Patronati italiani all’estero, una risposta a Marino (Pd) – di Giuseppe Pappagallo

L’articolo del responsabile del Pd nel mondo dimostra una scarsa conoscenza dell’attività dei patronati, soprattutto di quelli più qualificati e radicati nei singoli paesi. Egli, oltre a non rispondere nel merito, sfugge alla problematica dell’idoneità all’esercizio dell’attivitá da parte degli istituti di patronato presenti nelle diverse realtà nazionali, nonché all’opportunità di ottenere il riconoscimento, quali soggetti abilitati, a svolgere la tutela individuale nelle materie previste dalla normativa italiana.

Questa constatazione vale anche per la possibilità di accedere ad attività che, fino a prova contraria, possono essere svolte dalle autorità diplomatiche. Le considerazioni esposte dal dirigente del PD sono un ulteriore cerotto, non più utile nemmeno al ferito.
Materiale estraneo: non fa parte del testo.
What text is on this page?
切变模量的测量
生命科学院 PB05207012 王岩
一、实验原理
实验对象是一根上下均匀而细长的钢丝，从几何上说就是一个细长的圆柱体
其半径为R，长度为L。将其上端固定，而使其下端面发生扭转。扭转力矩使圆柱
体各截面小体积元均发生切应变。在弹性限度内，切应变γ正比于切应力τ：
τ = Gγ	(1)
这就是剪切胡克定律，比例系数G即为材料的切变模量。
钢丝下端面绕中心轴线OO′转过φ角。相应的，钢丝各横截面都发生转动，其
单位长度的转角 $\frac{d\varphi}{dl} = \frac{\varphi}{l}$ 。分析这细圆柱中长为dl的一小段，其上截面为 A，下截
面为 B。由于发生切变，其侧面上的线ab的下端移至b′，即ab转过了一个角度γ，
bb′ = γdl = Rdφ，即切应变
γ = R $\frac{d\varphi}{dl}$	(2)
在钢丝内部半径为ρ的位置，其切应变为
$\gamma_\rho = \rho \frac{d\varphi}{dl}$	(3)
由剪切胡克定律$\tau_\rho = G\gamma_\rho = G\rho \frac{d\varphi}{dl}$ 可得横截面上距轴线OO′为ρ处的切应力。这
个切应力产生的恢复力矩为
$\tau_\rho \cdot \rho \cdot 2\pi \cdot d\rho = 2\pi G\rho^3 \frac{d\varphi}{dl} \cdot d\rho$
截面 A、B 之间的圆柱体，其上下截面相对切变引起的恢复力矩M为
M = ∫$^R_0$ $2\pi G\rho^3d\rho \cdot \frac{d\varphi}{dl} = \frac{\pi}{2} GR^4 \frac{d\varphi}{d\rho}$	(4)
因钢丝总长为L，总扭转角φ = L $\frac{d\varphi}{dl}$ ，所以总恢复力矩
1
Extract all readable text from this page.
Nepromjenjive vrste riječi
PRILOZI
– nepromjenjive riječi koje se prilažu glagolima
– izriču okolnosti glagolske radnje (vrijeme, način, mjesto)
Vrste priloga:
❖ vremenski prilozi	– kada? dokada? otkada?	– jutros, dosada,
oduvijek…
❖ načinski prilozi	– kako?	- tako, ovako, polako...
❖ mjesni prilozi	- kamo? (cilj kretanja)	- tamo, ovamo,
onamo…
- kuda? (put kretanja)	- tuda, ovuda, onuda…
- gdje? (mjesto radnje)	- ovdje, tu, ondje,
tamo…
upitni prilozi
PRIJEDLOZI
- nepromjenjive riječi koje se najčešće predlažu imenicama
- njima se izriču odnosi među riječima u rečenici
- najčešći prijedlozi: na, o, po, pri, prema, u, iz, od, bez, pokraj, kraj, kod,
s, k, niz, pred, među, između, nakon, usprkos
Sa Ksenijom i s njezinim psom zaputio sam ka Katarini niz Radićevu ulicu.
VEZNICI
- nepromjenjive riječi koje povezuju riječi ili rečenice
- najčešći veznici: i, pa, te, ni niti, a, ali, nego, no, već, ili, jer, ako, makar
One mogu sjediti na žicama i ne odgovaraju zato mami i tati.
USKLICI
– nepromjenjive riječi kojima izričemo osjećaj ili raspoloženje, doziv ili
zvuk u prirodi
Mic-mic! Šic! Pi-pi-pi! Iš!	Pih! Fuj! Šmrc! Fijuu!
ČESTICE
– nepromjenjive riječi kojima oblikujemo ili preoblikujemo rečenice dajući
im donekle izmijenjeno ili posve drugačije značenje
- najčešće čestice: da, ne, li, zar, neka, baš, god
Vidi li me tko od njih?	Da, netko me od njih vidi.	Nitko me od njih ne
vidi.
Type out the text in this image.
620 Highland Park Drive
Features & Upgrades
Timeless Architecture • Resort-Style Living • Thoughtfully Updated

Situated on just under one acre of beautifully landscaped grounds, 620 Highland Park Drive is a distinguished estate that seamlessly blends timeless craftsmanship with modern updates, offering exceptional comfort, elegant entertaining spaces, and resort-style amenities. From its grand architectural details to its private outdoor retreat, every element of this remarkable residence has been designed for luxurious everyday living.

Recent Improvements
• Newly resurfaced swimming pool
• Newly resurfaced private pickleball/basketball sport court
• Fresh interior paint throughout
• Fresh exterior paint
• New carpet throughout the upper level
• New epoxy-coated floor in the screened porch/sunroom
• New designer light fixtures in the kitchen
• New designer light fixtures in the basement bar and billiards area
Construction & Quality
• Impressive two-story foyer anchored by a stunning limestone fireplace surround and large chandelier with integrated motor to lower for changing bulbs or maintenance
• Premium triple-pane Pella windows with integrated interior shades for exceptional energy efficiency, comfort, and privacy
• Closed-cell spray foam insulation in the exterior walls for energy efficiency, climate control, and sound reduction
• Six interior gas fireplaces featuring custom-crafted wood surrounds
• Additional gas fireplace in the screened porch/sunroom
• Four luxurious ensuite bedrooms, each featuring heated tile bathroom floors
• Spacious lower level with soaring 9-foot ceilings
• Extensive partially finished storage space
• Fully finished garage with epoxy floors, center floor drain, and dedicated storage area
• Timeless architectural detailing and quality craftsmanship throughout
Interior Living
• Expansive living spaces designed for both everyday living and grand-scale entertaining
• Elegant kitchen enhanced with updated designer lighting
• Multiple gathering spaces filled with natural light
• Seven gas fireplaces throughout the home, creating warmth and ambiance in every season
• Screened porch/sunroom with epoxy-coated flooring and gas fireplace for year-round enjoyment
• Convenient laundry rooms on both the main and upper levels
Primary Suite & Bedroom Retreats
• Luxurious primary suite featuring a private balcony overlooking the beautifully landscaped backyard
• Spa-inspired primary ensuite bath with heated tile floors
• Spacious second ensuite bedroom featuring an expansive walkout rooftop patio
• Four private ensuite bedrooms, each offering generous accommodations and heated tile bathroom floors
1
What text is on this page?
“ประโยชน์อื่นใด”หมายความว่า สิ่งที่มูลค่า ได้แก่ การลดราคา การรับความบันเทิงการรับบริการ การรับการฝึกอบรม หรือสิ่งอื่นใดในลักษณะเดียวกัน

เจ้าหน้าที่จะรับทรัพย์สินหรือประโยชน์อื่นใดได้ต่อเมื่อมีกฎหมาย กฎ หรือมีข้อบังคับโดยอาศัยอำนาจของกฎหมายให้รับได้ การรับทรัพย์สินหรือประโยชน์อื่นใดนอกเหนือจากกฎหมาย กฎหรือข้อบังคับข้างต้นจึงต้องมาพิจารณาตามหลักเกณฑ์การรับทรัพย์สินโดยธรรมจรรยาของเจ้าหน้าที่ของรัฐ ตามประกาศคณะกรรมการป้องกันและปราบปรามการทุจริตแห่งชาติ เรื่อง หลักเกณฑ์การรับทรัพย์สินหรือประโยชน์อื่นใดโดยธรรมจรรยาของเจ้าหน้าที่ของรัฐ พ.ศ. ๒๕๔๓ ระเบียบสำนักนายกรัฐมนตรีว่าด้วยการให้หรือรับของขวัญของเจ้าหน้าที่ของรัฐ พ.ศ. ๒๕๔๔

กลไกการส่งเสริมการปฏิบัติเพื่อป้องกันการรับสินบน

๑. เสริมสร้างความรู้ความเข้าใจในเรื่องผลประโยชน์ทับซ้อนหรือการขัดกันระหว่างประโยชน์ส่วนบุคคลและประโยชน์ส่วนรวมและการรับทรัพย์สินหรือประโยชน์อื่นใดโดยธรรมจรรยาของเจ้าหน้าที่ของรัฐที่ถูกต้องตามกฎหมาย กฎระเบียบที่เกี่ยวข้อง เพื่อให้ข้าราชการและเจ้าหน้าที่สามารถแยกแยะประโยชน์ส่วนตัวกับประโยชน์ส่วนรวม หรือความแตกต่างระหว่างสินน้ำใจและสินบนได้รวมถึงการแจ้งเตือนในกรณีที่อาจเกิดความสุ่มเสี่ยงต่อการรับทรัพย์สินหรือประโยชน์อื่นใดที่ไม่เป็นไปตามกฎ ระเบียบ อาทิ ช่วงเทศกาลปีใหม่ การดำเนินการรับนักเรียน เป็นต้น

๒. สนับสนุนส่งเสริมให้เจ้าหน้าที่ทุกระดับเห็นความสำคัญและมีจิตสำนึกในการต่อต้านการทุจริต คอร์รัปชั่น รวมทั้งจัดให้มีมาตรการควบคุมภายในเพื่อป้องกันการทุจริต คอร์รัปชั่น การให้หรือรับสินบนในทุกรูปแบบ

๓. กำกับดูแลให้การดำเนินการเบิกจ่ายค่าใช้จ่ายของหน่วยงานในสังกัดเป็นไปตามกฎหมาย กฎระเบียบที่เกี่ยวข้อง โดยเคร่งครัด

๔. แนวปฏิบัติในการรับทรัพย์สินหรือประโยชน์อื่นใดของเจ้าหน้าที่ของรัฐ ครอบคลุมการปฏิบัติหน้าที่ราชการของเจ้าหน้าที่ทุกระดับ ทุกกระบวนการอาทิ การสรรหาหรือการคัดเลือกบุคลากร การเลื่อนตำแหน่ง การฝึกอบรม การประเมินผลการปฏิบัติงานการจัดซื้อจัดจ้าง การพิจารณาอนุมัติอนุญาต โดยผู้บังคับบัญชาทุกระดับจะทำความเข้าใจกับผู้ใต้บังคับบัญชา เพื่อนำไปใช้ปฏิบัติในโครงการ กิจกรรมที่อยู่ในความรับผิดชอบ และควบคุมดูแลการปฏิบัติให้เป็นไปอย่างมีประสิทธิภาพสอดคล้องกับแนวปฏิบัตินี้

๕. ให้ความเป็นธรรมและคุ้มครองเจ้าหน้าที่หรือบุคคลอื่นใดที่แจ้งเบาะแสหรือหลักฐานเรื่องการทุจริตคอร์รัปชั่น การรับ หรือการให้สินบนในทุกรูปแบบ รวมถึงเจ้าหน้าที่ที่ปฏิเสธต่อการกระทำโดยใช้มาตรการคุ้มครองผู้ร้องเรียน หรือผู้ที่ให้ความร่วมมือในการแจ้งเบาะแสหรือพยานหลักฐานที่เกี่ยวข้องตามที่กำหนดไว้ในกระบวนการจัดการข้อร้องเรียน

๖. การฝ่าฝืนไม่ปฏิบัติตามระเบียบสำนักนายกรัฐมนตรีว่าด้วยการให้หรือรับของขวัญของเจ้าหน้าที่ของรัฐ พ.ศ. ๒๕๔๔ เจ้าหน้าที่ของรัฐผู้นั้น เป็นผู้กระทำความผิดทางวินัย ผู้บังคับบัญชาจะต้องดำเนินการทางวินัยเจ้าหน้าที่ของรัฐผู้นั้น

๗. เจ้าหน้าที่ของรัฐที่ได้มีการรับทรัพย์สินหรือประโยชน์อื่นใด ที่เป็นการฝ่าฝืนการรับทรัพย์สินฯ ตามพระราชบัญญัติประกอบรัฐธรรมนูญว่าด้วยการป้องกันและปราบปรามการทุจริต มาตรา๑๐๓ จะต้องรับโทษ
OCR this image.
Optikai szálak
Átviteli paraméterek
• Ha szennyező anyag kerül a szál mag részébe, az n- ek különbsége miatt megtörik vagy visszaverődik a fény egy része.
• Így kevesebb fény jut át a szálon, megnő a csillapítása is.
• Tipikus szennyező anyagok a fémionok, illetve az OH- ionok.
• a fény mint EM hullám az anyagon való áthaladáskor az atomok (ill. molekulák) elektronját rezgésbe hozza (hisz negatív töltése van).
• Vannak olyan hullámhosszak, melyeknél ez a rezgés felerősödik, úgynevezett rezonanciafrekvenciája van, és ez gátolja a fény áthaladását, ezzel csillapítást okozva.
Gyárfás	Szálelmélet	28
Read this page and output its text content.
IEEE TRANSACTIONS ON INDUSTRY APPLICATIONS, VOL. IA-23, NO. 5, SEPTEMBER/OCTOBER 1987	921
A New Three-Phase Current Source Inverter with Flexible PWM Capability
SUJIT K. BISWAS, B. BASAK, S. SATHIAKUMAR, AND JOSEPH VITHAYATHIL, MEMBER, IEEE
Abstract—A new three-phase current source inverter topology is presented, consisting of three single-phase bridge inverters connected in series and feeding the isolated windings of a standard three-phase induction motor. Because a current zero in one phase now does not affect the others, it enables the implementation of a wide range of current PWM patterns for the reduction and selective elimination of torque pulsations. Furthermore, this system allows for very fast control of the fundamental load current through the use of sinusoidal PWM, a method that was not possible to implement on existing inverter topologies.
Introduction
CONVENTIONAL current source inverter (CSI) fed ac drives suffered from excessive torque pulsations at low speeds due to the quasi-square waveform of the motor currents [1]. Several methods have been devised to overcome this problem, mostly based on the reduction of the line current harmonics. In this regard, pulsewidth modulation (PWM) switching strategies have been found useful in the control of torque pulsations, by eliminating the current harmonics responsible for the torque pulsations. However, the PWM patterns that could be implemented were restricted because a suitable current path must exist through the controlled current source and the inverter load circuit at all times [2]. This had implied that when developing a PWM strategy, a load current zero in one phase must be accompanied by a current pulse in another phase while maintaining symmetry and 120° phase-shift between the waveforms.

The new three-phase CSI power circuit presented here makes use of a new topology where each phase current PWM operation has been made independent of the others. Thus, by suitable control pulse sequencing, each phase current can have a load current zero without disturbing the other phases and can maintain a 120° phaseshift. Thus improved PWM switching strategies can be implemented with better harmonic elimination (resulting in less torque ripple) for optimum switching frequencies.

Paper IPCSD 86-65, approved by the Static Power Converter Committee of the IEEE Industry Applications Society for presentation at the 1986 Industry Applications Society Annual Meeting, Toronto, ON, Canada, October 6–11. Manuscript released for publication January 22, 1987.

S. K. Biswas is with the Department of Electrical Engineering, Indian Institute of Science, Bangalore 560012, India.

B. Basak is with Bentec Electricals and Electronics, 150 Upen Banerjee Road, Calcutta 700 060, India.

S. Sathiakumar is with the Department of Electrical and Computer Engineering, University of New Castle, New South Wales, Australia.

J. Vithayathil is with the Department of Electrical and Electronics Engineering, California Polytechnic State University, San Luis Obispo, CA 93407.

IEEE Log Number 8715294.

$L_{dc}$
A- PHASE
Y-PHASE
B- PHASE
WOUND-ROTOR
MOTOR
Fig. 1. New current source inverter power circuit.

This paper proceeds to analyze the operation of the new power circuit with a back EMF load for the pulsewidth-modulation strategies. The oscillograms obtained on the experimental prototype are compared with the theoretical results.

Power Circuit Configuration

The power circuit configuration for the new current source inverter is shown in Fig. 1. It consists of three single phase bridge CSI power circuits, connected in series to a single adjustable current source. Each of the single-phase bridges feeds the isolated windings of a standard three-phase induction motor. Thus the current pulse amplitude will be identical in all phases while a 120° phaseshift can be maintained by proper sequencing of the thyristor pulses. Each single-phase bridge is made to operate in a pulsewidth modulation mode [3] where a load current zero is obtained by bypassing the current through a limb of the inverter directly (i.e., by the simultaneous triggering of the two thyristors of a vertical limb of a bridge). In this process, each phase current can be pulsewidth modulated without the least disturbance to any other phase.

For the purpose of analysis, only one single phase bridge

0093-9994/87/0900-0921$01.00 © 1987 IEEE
Sbaglia il Governo a compiere questi tagli che riducono di fatto la capacità di sopravvivenza  degli istituti di patronato.

Sbaglia il Governo a non identificare adeguate modalità affinché, in alternativa alle chiusure delle sedi consolari,  intercettando peraltro le giuste richieste delle comunità italiane all’estero, si possa dare avvio ad una nuova mappatura di uffici decentrati a scopo esclusivamente operativo. Sbaglia il Ministro del lavoro che è competente non solo per l’indirizzo degli istituti di patronato, ma, molto più importante, della sorveglianza sugli stessi.

Eugenio Marino è un dirigente del Partito democratico, cioè del partito che governa il nostro Paese e che  purtroppo prosegue sulla strada tracciata dai governi precedenti.

Una considerazione finale, tanto per informare il citato dirigente del PD. Le organizzazioni sindacali in Europa e all’estero hanno sempre rivendicato la partecipazione piena nelle organizzazioni sindacali nazionali e hanno sempre identificato l’attività dei patronati come attività esclusivamente complementare. Esse hanno infine sempre evitato di creare organizzazioni sostitutive e di contrapposizione alle organizzazioni politiche e sindacali nei paesi in cui i lavoratori italiani lavorano e vivono. Tale idea nasce dall’esperienza secondo cui i dirigenti antifascisti delle organizzazioni sindacali avevano vissuto personalmente durante il periodo di confino all’estero. E allora, caro Marino, come la mettiamo con la UIM?